Despite my Stampede-hating husband, I love Stampede, and haven’t missed a single year since moving to Calgary in 1993. Except this year.
We began renovating our house to list it for sale a few days before the floods hit and ravaged downtown Calgary, Canmore, High River and elsewhere. We’ve spent every waking hour painting, dry walling and fixing up our place to sell. While not far away, people were renovating their houses in the hopes of salvaging it and avoiding their home being condemned.
I’ve felt very selfish by focusing on our needs instead of what my neighbours down the highway need.
We finished our work on Sunday night and I immediately began planning what I could do to help High River, the worst hit area. I decided that as much as I love Stampede (it’s not just deep fried food and too short shorts), I won’t be going this year. Instead I took the $150 I would have spent on the grounds and bought sandwich fixings, apples, cookies and granola bars. The girls helped me package up 50 lunches to take to High River the next day for distribution. We had a great time talking about the importance of helping those in need, and it felt good to be doing good.
The next day I dropped off the food to the main volunteer matching tent at Riverside park and received an address of a home in need of help. I set off from the park in my van and immediately began crying. Street after street featured piles of appliances on front lawns, huge piles of belongings in back alleys and front lawns too. Furniture, drywall, clothing, kids toys, photo albums – all salvageable. Amidst it all were hundreds of volunteers in white coveralls, masks and gloves lugging, cleaning and rebuilding.

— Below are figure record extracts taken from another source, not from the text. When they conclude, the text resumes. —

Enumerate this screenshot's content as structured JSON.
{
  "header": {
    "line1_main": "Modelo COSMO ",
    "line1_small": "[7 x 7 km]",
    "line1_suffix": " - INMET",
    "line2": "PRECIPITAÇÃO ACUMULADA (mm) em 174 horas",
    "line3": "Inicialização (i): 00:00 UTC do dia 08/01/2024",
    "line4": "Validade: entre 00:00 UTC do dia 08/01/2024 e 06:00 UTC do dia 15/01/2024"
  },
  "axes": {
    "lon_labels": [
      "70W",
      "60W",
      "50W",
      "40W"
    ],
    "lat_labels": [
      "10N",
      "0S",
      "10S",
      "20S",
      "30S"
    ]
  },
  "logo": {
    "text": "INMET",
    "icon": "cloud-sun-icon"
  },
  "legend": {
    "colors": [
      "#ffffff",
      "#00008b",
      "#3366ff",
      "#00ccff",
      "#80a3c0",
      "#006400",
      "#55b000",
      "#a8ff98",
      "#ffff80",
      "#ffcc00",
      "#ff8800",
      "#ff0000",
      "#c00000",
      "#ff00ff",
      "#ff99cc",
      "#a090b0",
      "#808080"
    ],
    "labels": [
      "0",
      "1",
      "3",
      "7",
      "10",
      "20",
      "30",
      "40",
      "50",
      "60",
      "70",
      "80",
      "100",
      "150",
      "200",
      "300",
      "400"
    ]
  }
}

It’s one thing to know there’s need and to help from afar by making food and donating money.
It’s completely different to feel the need and sorrow and pain and pitch in to help by scrubbing sewage off an elderly couple’s belongings.
I spent six hours hosing, scrubbing and bleaching down the garage of retirees Harvey and Judy. They were lucky – their immediate neighbours on both sides, seniors as well, had lost their homes completely and they have no idea if they’ll receive any compensation for their condemned homes.
A few more volunteers showed up and the work went much more quickly. By the end of the day the garage was nearly ready to re-drywall.
Leaving, I drove by house after house with signs in the windows asking for volunteers. They need more people there. I know YYC is Open but High River isn’t. They need our help still, and will for a long while. You can help by volunteering your time to help another family salvage their life. Help is appreciated every day of the week – if you can’t spare a weekend or single weekend day, could you sacrifice a vacation day? Maybe ask your boss to coordinate a team building volunteer day? If you’re home with kids, you could call your friends and see if anyone is willing to swap childcare and each of you can take a day. Can you imagine how High River would look if every adult in Calgary, Airdrie, Okotoks, Chestermere, Strathmore and Cochrane gave just one single day of their time to the clean up effort?
I brought my camera to High River, but couldn’t bring myself to take photos. It felt like it would be just one more violation of the people there. If the photos help you connect with the need, you can see recent photos of the continuing devastation on the High River Times website.
I’d love to hear your stories of how you’re finding a way to help in the aftermath.